Last fall, the Cole Haan video appeared on Hito’s Instagram. It opened with an ad slogan — “Work for what you believe in” — and included wispy scenes of Hito scribbling a menu on Sonya’s window, lighting candles, and modeling Cole Haan boots.

In December, the Portland Press Herald ran a story about Hito’s time on Vinalhaven. In it, a local sign maker alleged that Hito wrote him a bad check. (She told me it was an accounting error and that he refused her offer to cut another check.) “I would love to say they were lovely people trying to do something good,” an island seafood supplier told the paper, “but it . . . turned into something completely different.”
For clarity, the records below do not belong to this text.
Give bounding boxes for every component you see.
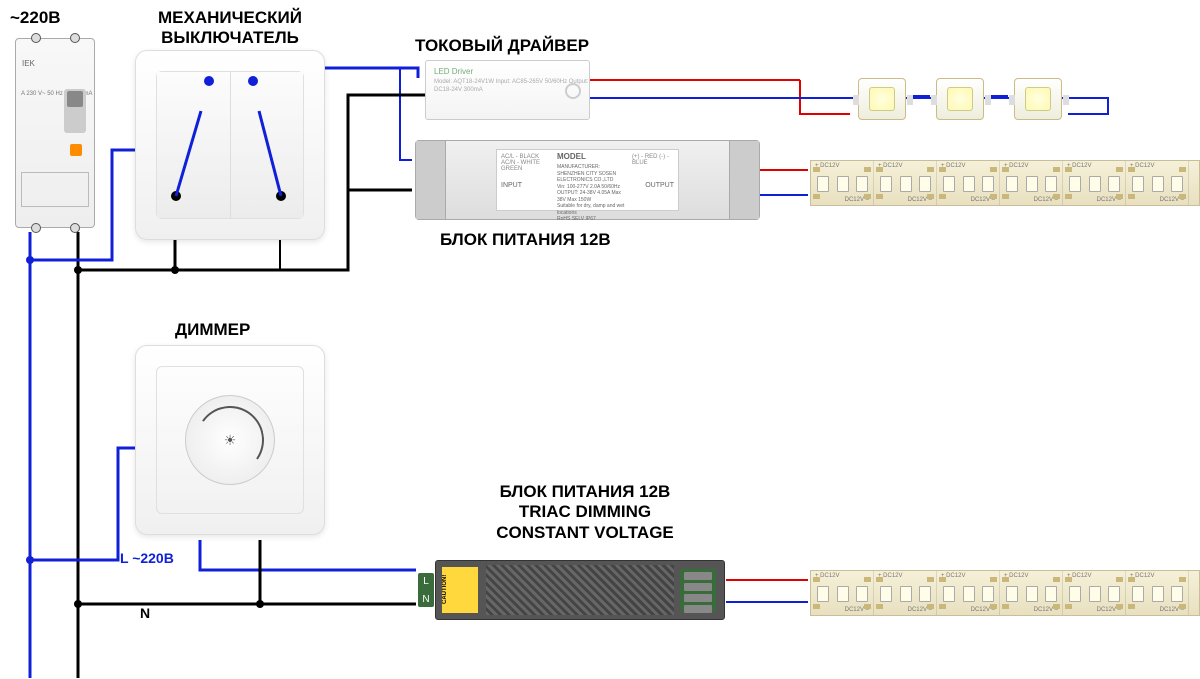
triac-l3: CONSTANT VOLTAGE <box>496 523 674 542</box>
strip-segment: + DC12VDC12V – <box>811 161 874 205</box>
switch-key-2[interactable] <box>231 72 304 218</box>
psu-output-labels: (+) - RED (-) - BLUE <box>632 154 674 166</box>
led-driver: LED Driver Model: AQT18-24V1W Input: AC8… <box>425 60 590 120</box>
led-chip <box>936 78 984 120</box>
driver-title: LED Driver <box>434 67 473 76</box>
triac-l1: БЛОК ПИТАНИЯ 12В <box>500 482 671 501</box>
strip-segment: + DC12VDC12V – <box>811 571 874 615</box>
strip-segment: + DC12VDC12V – <box>1063 571 1126 615</box>
led-chip <box>1014 78 1062 120</box>
strip-segment: + DC12VDC12V – <box>1000 161 1063 205</box>
line-label: L ~220В <box>120 550 174 566</box>
rcd-schema <box>21 172 89 207</box>
strip-segment: + DC12VDC12V – <box>937 571 1000 615</box>
switch-key-1[interactable] <box>157 72 231 218</box>
strip-segment: + DC12VDC12V – <box>1063 161 1126 205</box>
psu-triac-input: L N <box>418 573 434 607</box>
voltage-label: ~220В <box>10 8 61 28</box>
psu-brand: MODEL <box>557 152 586 161</box>
wire-junction <box>26 256 34 264</box>
wire-junction <box>256 600 264 608</box>
wire-junction <box>74 266 82 274</box>
wire-junction <box>26 556 34 564</box>
wire-junction <box>171 266 179 274</box>
rcd-brand: IEK <box>22 59 35 68</box>
psu-triac-output <box>680 569 716 611</box>
led-strip: + DC12VDC12V –+ DC12VDC12V –+ DC12VDC12V… <box>810 160 1200 206</box>
psu12v-label: БЛОК ПИТАНИЯ 12В <box>440 230 611 250</box>
driver-mount-hole <box>565 83 581 99</box>
neutral-label: N <box>140 605 150 621</box>
wire <box>200 540 416 570</box>
mechanical-switch[interactable] <box>135 50 325 240</box>
psu-triac: L N CAUTION! <box>435 560 725 620</box>
driver-label: ТОКОВЫЙ ДРАЙВЕР <box>415 36 589 56</box>
wire <box>260 540 416 604</box>
strip-segment: + DC12VDC12V – <box>937 161 1000 205</box>
bulb-icon: ☀ <box>222 432 238 448</box>
dimmer-label: ДИММЕР <box>175 320 250 340</box>
strip-segment: + DC12VDC12V – <box>1126 161 1189 205</box>
wire-junction <box>74 600 82 608</box>
rcd-toggle[interactable] <box>64 89 86 133</box>
caution-label: CAUTION! <box>442 567 478 613</box>
dimmer-switch[interactable]: ☀ <box>135 345 325 535</box>
strip-segment: + DC12VDC12V – <box>1000 571 1063 615</box>
wire <box>800 80 850 114</box>
psu-ip67: AC/L - BLACK AC/N - WHITE GREEN INPUT MO… <box>415 140 760 220</box>
triac-l2: TRIAC DIMMING <box>519 502 651 521</box>
strip-segment: + DC12VDC12V – <box>874 571 937 615</box>
rcd-test-button[interactable] <box>70 144 82 156</box>
psu-mesh <box>486 565 674 615</box>
led-chip <box>858 78 906 120</box>
psu-input-labels: AC/L - BLACK AC/N - WHITE GREEN <box>501 154 551 172</box>
strip-segment: + DC12VDC12V – <box>874 161 937 205</box>
strip-segment: + DC12VDC12V – <box>1126 571 1189 615</box>
rcd-breaker: IEK A 230 V~ 50 Hz IΔn 30 mA <box>15 38 95 228</box>
dimmer-knob[interactable]: ☀ <box>185 395 275 485</box>
led-strip: + DC12VDC12V –+ DC12VDC12V –+ DC12VDC12V… <box>810 570 1200 616</box>
mech-switch-label: МЕХАНИЧЕСКИЙ ВЫКЛЮЧАТЕЛЬ <box>135 8 325 49</box>
psu-triac-label: БЛОК ПИТАНИЯ 12В TRIAC DIMMING CONSTANT … <box>455 482 715 543</box>
psu-info: MANUFACTURER: SHENZHEN CITY SOSEN ELECTR… <box>557 164 628 223</box>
Hito, who’s also a brand partner to Auberge Resorts, was slated to put on a $175-per-person fundraiser dinner for LifeFlight of Maine — the air-ambulance service — at Auberge’s White Barn Inn, in Kennebunkport, but the event was canceled at the last minute. Hito says a large group pulled out on short notice. 

Over the course of the off-season, she sounded less and less likely to reboot Sonya or Bernice. She went back to Rapa Nui, posting photos of herself riding horses, camping in caves, and cooking freshly speared fish. She has been toying with the idea of a project on North Haven. “I don’t believe in the future,” she told me.

Whatever she tackles next, whether in Maine or somewhere else entirely, she aims to do it her way. “It’s my money, it’s my time, it’s my experience,” she said, as a storm in the South Pacific rattled our call connection. “If you resonate with that, then you resonate with that. And if you don’t, then you don’t. You’re never going to please everybody, so you might as well please yourself.”

Still, she admitted that last summer could have gone better —  that she missed signals about what the community wanted. “Doing things wrong is incredible,” she told me. “You learn so much more than when you do things right.”